The Holy Priest-Martyr Methodius, Bishop of Patara (311)
Apostles’ Fast.
Romans 10:11-11:2; Matthew 11:16-20.
Read Matthew 11:16-20
Glory to Jesus Christ! Glory forever!
ohn the Baptist had a great reputation for fasting and the ascetic life; Jesus did not. Jesus did fast, but most of his fasting happened in private (for example, during his temptation in the desert at the beginning of his public ministry). In public, Jesus didn’t appear to emphasize fasting, at least not as much as John the Baptist.
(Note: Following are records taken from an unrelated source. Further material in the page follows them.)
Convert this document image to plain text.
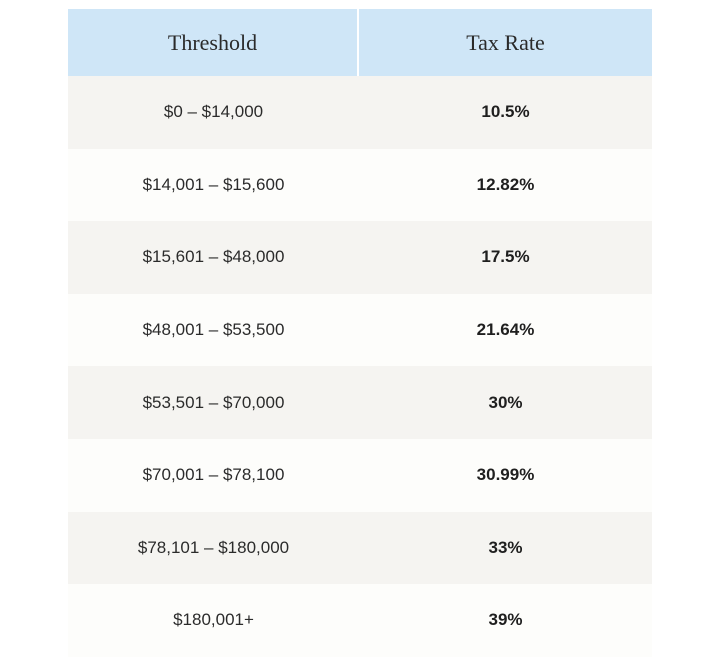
Threshold	Tax Rate
$0 – $14,000	10.5%
$14,001 – $15,600	12.82%
$15,601 – $48,000	17.5%
$48,001 – $53,500	21.64%
$53,501 – $70,000	30%
$70,001 – $78,100	30.99%
$78,101 – $180,000	33%
$180,001+	39%
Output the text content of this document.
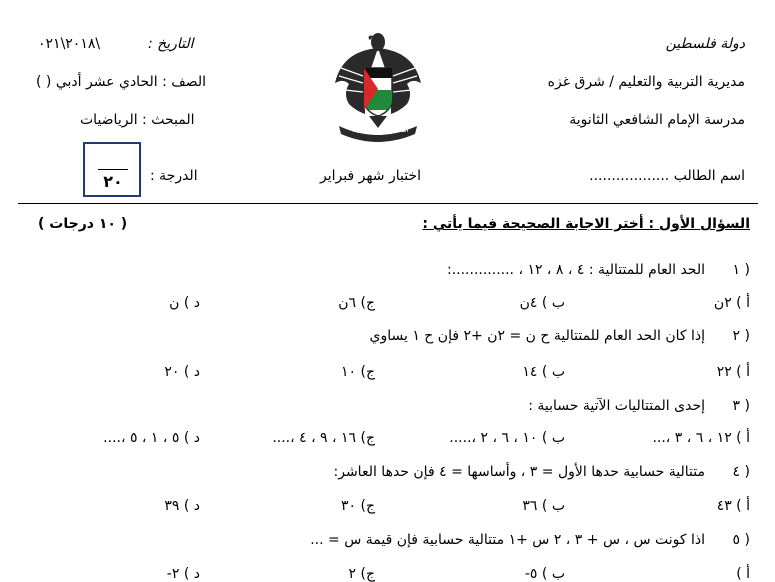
دولة فلسطين
مديرية التربية والتعليم / شرق غزه
مدرسة الإمام الشافعي الثانوية
اسم الطالب ..................
التاريخ :
٢٠١٨\٠٢١\
الصف : الحادي عشر أدبي ( )
المبحث : الرياضيات
الدرجة :
٢٠	اختبار شهر فبراير
السلطة الفلسطينية
السؤال الأول : أختر الاجابة الصحيحة فيما يأتي :
( ١٠ درجات )
١ )
الحد العام للمتتالية : ٤ ، ٨ ، ١٢ ، ..............:
أ ) ٢ن
ب ) ٤ن
ج) ٦ن
د ) ن
٢ )
إذا كان الحد العام للمتتالية ح ن = ٢ن +٢ فإن ح ١ يساوي
أ ) ٢٢
ب ) ١٤
ج) ١٠
د ) ٢٠
٣ )
إحدى المتتاليات الآتية حسابية :
أ ) ١٢ ، ٦ ، ٣ ،...
ب ) ١٠ ، ٦ ، ٢ ،.....
ج) ١٦ ، ٩ ، ٤ ،....
د ) ٥ ، ١ ، ٥ ،....
٤ )
متتالية حسابية حدها الأول = ٣ ، وأساسها = ٤ فإن حدها العاشر:
أ ) ٤٣
ب ) ٣٦
ج) ٣٠
د ) ٣٩
٥ )
اذا كونت س ، س + ٣ ، ٢ س +١ متتالية حسابية فإن قيمة س = ...
أ )
ب ) ٥-
ج) ٢
د ) ٢-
Today’s gospel shows that some people tried to manipulate this difference to make a false distinction between Jesus and John.
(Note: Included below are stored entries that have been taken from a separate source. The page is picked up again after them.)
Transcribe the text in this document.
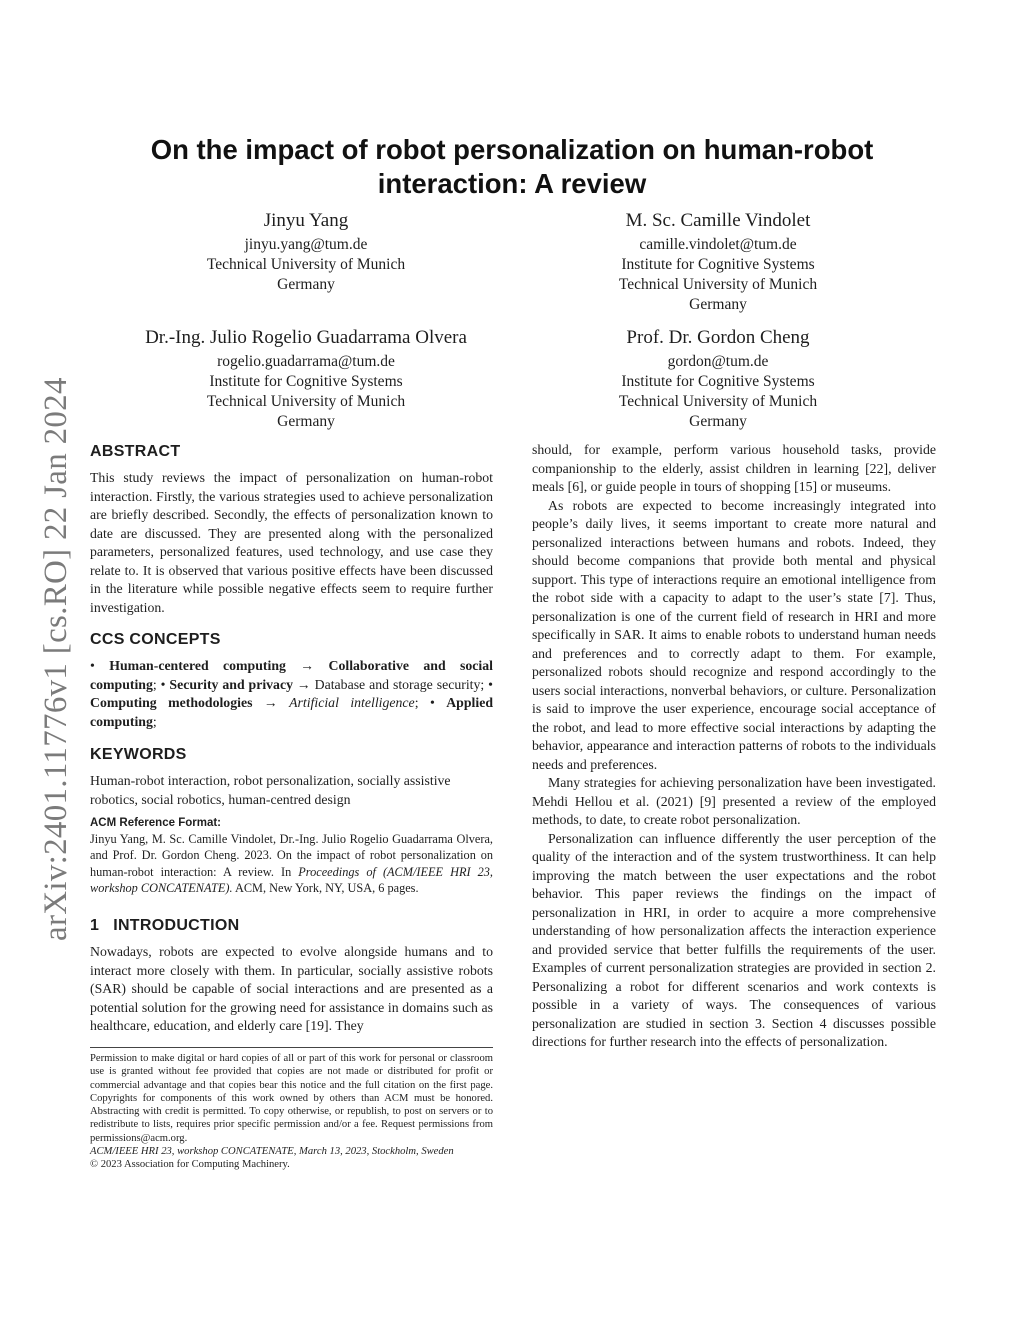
arXiv:2401.11776v1 [cs.RO] 22 Jan 2024
On the impact of robot personalization on human-robot interaction: A review
Jinyu Yang
jinyu.yang@tum.de
Technical University of Munich
Germany
M. Sc. Camille Vindolet
camille.vindolet@tum.de
Institute for Cognitive Systems
Technical University of Munich
Germany
Dr.-Ing. Julio Rogelio Guadarrama Olvera
rogelio.guadarrama@tum.de
Institute for Cognitive Systems
Technical University of Munich
Germany
Prof. Dr. Gordon Cheng
gordon@tum.de
Institute for Cognitive Systems
Technical University of Munich
Germany
ABSTRACT

This study reviews the impact of personalization on human-robot interaction. Firstly, the various strategies used to achieve personalization are briefly described. Secondly, the effects of personalization known to date are discussed. They are presented along with the personalized parameters, personalized features, used technology, and use case they relate to. It is observed that various positive effects have been discussed in the literature while possible negative effects seem to require further investigation.

CCS CONCEPTS

• Human-centered computing → Collaborative and social computing; • Security and privacy → Database and storage security; • Computing methodologies → Artificial intelligence; • Applied computing;

KEYWORDS

Human-robot interaction, robot personalization, socially assistive robotics, social robotics, human-centred design

ACM Reference Format:

Jinyu Yang, M. Sc. Camille Vindolet, Dr.-Ing. Julio Rogelio Guadarrama Olvera, and Prof. Dr. Gordon Cheng. 2023. On the impact of robot personalization on human-robot interaction: A review. In Proceedings of (ACM/IEEE HRI 23, workshop CONCATENATE). ACM, New York, NY, USA, 6 pages.

1 INTRODUCTION

Nowadays, robots are expected to evolve alongside humans and to interact more closely with them. In particular, socially assistive robots (SAR) should be capable of social interactions and are presented as a potential solution for the growing need for assistance in domains such as healthcare, education, and elderly care [19]. They

Permission to make digital or hard copies of all or part of this work for personal or classroom use is granted without fee provided that copies are not made or distributed for profit or commercial advantage and that copies bear this notice and the full citation on the first page. Copyrights for components of this work owned by others than ACM must be honored. Abstracting with credit is permitted. To copy otherwise, or republish, to post on servers or to redistribute to lists, requires prior specific permission and/or a fee. Request permissions from permissions@acm.org.

ACM/IEEE HRI 23, workshop CONCATENATE, March 13, 2023, Stockholm, Sweden

© 2023 Association for Computing Machinery.

should, for example, perform various household tasks, provide companionship to the elderly, assist children in learning [22], deliver meals [6], or guide people in tours of shopping [15] or museums.

As robots are expected to become increasingly integrated into people’s daily lives, it seems important to create more natural and personalized interactions between humans and robots. Indeed, they should become companions that provide both mental and physical support. This type of interactions require an emotional intelligence from the robot side with a capacity to adapt to the user’s state [7]. Thus, personalization is one of the current field of research in HRI and more specifically in SAR. It aims to enable robots to understand human needs and preferences and to correctly adapt to them. For example, personalized robots should recognize and respond accordingly to the users social interactions, nonverbal behaviors, or culture. Personalization is said to improve the user experience, encourage social acceptance of the robot, and lead to more effective social interactions by adapting the behavior, appearance and interaction patterns of robots to the individuals needs and preferences.

Many strategies for achieving personalization have been investigated. Mehdi Hellou et al. (2021) [9] presented a review of the employed methods, to date, to create robot personalization.

Personalization can influence differently the user perception of the quality of the interaction and of the system trustworthiness. It can help improving the match between the user expectations and the robot behavior. This paper reviews the findings on the impact of personalization in HRI, in order to acquire a more comprehensive understanding of how personalization affects the interaction experience and provided service that better fulfills the requirements of the user. Examples of current personalization strategies are provided in section 2. Personalizing a robot for different scenarios and work contexts is possible in a variety of ways. The consequences of various personalization are studied in section 3. Section 4 discusses possible directions for further research into the effects of personalization.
The solution for Christians is not to emphasize either fasting or feasting, but to observe both. And by recognizing John the Baptist as the greatest of the prophets, while speaking of himself as the Bridegroom, Jesus points to these two realities.
In today’s society, there is a false type of feasting, a form of celebration that doesn’t really celebrate anything other than the great abundance of our age. We have restaurants called “Fat Tuesdays,” named after the day before Lent in the Roman Catholic calendar – this is the most obvious example of a widespread attitude that needs no excuse for a feast, and no excuse to avoid a fast. But it doesn’t make sense to observe every day of the year as a kind of “feast before the fast” if we never actually fast! And it makes even less sense if we don’t observe the feast of feasts, the Lord’s resurrection, which Christian celebrate (and prepare for with fasting) not only on Pascha, but every Sunday.
The last words in today’s gospel help us understand the way that this tension between feasting and fasting is resolved. Jesus takes his opponents to task, not because they have been either feasting or fasting, or ignoring either principle, but because they have not repented. Fasting should lead us to a deeper repentance. Both feasting and fasting should give meaning to the fruits of our repentance, pointing us to how God has reconciled us to himself. The world struggles to understand feasting, because it doesn’t know the real joy of the resurrection. In the same way, it doesn’t understand fasting, because it does not understand the gravity of sin. Christians can hold both truths in their hands, and practice both with joy in moderation.